# Need great advice!



## doggielover2011 (Mar 11, 2009)

So i have been dating my boyfriend on and off for about 4 years. I met him when i was 15 years old and he is the only one i think of being with for the rest of my life. we have been through a lot together, 2 long distance relationships (in the proccess of the second one now) and a very very hard loss of his grandmother. we have the normal problems like any other couple except i cannot get past my problem...
i think with all this distance, and us being together for so long, i feel that i deserve to be first, considering what i have done for him, in the past present and future..but i feel that i am last. In fact, to be honest..i am very jealous of his family..when i first starting dating him, i just figured he was just regular guy with a dysfuncational family..now he seems like a mamas boy.he told me one time that his mother is the only women he will ever love..i picture eventually you know having a succesful career, getting married and having children. he is 19 and all he can think about is paint ball. i love this guy with all my heart.. i really don't want to give up, but i mean he doesn't know what to do with the rest of his life, just like his family, and i have been chosen over millions of things many many times...its like i don't know how to let go.. but when were actually together, he is the perfect dream. two completely different people..in one mind.. i dunno what to do..or how to get over my jealously of his friends and family..i feel that they have the spot in his heart where a wife or a long term girlfriend..i want to be first in someones life...and i want to first in his life. only his.. so can someone please help me???


----------



## marina72 (Dec 29, 2008)

"he told me one time that his mother is the only women he will ever love.."

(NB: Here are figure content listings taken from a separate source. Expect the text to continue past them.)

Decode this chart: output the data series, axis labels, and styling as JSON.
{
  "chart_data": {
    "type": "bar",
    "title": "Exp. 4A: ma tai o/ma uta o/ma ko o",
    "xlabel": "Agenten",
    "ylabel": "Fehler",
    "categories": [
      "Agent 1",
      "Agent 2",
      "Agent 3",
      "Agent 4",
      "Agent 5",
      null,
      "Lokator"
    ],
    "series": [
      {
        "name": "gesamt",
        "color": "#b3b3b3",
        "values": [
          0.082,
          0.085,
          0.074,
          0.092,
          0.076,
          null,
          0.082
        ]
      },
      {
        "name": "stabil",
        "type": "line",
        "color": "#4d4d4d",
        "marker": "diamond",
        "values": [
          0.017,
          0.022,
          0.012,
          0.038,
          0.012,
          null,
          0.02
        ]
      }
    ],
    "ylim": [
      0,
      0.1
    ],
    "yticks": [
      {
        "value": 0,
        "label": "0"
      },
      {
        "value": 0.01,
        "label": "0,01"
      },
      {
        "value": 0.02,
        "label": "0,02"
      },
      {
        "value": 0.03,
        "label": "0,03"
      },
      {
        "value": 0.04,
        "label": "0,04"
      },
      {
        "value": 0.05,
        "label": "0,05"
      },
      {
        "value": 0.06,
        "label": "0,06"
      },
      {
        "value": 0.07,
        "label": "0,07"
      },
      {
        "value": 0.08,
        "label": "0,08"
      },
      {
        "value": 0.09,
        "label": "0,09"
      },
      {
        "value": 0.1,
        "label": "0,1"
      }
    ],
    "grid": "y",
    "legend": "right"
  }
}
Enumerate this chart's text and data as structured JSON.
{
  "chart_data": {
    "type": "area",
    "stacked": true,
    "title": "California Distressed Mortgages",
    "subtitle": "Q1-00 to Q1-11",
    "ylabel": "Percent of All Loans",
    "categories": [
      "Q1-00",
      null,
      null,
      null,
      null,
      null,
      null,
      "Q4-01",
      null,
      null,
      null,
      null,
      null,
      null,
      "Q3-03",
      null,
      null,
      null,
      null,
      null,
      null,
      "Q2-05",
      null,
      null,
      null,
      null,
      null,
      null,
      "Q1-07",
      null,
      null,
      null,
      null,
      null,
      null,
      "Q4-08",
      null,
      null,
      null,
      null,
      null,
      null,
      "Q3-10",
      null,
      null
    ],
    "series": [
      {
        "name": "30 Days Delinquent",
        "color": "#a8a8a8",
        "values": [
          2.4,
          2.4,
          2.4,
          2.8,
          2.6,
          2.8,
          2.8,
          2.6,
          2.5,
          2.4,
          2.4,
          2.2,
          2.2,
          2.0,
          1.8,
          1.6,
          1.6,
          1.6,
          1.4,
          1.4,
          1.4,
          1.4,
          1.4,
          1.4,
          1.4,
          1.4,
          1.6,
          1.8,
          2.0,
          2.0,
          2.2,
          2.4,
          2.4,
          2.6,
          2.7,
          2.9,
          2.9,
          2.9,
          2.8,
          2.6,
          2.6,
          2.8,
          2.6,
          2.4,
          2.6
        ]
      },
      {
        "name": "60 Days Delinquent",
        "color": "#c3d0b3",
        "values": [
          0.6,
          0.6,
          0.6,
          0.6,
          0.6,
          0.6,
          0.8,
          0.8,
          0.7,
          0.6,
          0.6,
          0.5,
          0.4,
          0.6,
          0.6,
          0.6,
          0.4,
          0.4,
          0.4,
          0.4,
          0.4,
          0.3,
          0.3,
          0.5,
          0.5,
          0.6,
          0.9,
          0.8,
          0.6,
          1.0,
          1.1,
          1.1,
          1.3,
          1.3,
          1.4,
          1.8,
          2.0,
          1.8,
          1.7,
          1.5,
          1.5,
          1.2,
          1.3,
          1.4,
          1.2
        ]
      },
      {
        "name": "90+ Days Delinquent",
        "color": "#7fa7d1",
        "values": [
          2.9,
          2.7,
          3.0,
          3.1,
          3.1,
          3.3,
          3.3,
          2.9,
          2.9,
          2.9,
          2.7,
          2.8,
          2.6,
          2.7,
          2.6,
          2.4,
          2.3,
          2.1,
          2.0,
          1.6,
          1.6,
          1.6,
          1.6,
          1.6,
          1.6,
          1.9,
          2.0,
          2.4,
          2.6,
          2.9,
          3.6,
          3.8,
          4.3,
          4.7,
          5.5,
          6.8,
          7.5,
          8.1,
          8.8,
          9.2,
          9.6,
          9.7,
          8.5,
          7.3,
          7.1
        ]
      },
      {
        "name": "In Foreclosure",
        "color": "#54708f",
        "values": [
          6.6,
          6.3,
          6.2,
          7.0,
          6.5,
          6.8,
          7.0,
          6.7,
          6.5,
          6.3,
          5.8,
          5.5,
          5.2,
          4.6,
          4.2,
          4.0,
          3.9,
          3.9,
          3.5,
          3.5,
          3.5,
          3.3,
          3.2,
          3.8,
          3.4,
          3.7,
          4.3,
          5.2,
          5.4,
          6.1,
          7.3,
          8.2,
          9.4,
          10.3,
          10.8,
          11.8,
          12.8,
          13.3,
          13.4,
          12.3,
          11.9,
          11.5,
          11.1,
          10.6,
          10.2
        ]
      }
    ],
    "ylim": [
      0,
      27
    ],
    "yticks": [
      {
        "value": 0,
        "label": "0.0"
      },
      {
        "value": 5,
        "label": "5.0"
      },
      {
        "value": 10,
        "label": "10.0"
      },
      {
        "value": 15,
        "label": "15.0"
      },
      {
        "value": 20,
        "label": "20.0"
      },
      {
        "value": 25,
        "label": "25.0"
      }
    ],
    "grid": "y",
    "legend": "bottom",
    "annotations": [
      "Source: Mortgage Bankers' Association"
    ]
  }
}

Honey, this is just creepy. I think it's great when a guy really loves his Mom, but saying something like that? And then showing through actions that it's pretty accurate? You're soooo young, believe me, you're only 19, there will be other men. And likely better ones. I'm sorry, but after all you've done for him, if he is still acting like a 12 year old boy, obsessed with paint ball and his Mommy.... I'd take a hike. 

That's just my opinion. Most certainly Please Please don't marry this guy, till he grows up, a LOT! haha.... and definitely make sure you don't get pregnant by accident, as that Never fixes any relationship problem, it only makes it worse, and then there's an innocent child involved. I'm not saying you would do that, or that you are irresponsible, I'm just putting that in there.

I'd tell him to grow up, make me a priority, or take a hike. There's no reason for you to think he's the be all end all.... you're still a teenager, and will probably love a lot more deeply, before you ever find a man to marry.. Take life slowly!


----------